When Congress passed the SPEECH Act two years ago, its primary goal was to protect speakers from hefty defamation verdicts rendered by libel havens, countries whose laws are less speech-protective than those in the United States.  The statute essentially prohibits U.S. courts from enforcing foreign defamation judgments unless the applicable law provides speech protections comparable to those in the U.S., or the same judgment would have resulted under U.S. law.  One recent case suggests that the SPEECH Act may inadvertently be splitting the defamation atom in two, allowing plaintiffs to rehabilitate their reputations while simultaneously shielding defendants from monetary loss.  This phenomenon may sound familiar to Conflicts aficionados, as it seems to replicate the creation of so-called divisible divorce in the 1940s.

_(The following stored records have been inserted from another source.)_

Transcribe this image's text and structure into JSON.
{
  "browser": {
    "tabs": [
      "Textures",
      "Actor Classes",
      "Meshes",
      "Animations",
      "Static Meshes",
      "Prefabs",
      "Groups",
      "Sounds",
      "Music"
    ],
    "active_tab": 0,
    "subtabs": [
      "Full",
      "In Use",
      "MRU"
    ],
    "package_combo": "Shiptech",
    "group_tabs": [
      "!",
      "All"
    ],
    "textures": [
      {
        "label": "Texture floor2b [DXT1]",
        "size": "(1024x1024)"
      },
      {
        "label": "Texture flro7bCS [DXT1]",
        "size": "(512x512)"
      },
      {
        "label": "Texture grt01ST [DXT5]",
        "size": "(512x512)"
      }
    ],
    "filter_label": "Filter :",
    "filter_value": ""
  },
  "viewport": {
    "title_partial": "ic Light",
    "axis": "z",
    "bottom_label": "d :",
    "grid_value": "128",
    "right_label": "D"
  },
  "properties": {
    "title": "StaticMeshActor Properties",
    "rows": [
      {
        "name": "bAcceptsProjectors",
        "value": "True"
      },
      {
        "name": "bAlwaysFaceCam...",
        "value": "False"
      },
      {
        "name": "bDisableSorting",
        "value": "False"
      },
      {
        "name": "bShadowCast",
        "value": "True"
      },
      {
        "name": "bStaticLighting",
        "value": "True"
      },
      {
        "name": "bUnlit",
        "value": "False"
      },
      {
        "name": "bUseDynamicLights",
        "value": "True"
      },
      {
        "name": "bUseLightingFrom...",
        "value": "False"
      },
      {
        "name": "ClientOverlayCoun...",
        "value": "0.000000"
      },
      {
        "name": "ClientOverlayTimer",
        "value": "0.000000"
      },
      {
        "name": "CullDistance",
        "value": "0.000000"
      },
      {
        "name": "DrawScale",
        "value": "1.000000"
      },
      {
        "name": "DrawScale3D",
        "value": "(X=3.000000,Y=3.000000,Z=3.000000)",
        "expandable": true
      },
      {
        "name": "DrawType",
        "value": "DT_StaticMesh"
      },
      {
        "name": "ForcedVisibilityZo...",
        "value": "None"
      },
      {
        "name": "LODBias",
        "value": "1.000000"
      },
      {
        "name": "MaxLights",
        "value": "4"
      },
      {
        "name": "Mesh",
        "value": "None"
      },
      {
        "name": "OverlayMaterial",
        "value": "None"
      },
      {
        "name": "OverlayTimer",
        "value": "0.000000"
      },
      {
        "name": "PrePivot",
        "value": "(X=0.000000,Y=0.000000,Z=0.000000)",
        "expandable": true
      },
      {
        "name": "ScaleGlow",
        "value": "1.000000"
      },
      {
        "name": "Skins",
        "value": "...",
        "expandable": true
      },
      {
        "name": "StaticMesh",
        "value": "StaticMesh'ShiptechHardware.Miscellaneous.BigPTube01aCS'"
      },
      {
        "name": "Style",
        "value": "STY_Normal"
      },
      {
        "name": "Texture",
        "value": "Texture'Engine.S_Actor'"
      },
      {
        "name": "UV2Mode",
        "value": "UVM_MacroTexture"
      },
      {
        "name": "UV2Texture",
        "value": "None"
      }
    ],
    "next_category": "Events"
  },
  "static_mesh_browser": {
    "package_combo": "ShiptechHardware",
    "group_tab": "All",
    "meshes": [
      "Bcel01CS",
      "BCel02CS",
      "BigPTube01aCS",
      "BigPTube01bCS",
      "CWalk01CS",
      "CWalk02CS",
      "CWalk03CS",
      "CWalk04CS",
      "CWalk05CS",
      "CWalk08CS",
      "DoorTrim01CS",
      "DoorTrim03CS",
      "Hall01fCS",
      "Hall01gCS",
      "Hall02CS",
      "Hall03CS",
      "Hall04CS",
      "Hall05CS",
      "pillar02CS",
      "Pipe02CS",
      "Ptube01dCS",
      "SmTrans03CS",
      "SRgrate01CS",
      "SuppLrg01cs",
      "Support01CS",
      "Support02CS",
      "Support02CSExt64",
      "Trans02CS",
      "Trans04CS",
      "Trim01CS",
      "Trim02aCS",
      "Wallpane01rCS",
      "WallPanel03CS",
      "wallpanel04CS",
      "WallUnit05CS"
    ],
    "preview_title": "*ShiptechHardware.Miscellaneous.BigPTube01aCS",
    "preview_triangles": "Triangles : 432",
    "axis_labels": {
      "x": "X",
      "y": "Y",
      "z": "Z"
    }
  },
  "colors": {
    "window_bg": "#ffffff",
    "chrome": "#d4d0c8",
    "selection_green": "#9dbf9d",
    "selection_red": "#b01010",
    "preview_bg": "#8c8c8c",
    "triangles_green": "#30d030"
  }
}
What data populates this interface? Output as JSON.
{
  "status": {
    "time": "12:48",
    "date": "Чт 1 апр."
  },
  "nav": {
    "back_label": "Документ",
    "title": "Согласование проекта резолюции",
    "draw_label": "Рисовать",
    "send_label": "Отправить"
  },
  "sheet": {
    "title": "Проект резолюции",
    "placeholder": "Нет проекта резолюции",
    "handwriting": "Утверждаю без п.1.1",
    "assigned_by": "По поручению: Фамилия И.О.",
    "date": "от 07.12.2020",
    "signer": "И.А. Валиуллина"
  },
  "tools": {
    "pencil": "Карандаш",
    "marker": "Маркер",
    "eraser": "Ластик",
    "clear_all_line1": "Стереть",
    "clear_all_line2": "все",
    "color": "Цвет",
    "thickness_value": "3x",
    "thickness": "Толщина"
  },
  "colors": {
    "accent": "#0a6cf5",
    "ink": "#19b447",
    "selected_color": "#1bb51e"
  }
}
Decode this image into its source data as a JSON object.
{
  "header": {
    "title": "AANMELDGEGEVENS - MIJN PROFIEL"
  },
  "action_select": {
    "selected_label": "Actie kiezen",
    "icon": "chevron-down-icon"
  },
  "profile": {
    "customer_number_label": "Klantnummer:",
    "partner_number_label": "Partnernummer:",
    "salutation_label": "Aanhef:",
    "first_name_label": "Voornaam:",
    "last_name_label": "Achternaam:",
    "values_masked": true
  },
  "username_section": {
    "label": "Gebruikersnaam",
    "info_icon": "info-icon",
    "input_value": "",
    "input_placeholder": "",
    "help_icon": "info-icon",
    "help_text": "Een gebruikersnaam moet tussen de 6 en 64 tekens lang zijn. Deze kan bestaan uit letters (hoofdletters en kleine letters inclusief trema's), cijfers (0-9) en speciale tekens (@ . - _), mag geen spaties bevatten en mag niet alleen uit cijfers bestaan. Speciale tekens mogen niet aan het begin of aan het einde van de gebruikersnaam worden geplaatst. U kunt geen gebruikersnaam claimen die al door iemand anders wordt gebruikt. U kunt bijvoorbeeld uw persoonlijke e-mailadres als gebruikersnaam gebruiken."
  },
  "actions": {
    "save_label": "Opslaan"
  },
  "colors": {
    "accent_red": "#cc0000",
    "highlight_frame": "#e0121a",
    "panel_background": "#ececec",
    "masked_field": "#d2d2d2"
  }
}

A case now on appeal in the Fifth Circuit, involving New Orleans corruption, Canadian libel law, and the same-sex proprietors of a Nova Scotia fishing resort, illustrates what may become the norm when electronic speech spans national borders.

In a 2010 story about alleged political corruption in Jefferson Parish, Louisiana, the New Orleans Times-Picayune reported that a parish official co-owned a vacation resort in Nova Scotia.  The paper later retracted the statement and stopped hosting a blog that had also discussed the connection between the disgraced official and the Nova Scotia couple that ran the resort.  The blogger found a new host and continued to post allegations that the couple was laundering proceeds of the New Orleans corruption, along with embarrassing photoshopped images of the two and several homophobic slurs against them.  The couple sued the blogger in Canada for defamation (and several other torts).  The blogger did not appear, the allegations in the complaint were taken as true, and the court awarded the men $425,000.  The men sought to enforce the judgment in Mississippi state court, the case was removed to the local federal district court, and the court refused to enforce the judgment, citing the SPEECH Act.  The federal court concluded that its Canadian counterpart did not specifically find that the blogger’s statements were false, as required under U.S. law.  Therefore, the Canadian court provided less speech protection than a U.S. court would have, and the judgment could not be enforced.

The result may have been an unintentionally ideal compromise.  Together the U.S. and Canadian courts essentially credited the moral victory to the ostensibly defamed lodge owners and the financial victory to the blogger.  While this might not be a palatable outcome for most torts, there is some research suggesting that defamation plaintiffs, in particular, are as concerned with public acknowledgment that they have been falsely impugned as they are with collecting money.  In fact, the Nova Scotia plaintiffs were reported to have said “this was never about the money,” echoing Frederick Pollock’s famous observation that “the law went wrong from the start in making the damage and not the insult the cause of the action.”  Further, while speech has grown increasingly global, libel law remains stubbornly divided between defendant-protective doctrines in the U.S. and more plaintiff-friendly doctrines elsewhere.  So it may be time for a mechanism that strikes something of a balance.

In fact, it is not uncommon that recognition and enforcement principles are deployed to accommodate cultural or generational divides reflected in conflicting laws.  In the 1940s, the Supreme Court held in a series of cases that states had to recognize quickie divorces awarded by sister states that had welcomed fleeing spouses, even when the absent spouse was clinging to the marriage.  Several years later, however, the Court held that while sister states had to honor adjudications of marital status, they did not have to honor out-of-state judgments purporting to dictate the financial status of the absent spouse.  Thus was born the “divisible divorce,” with one state handling the status adjudication and another handling the financial adjudication.  Perhaps the SPEECH Act has established divisible defamation for the age of global speech.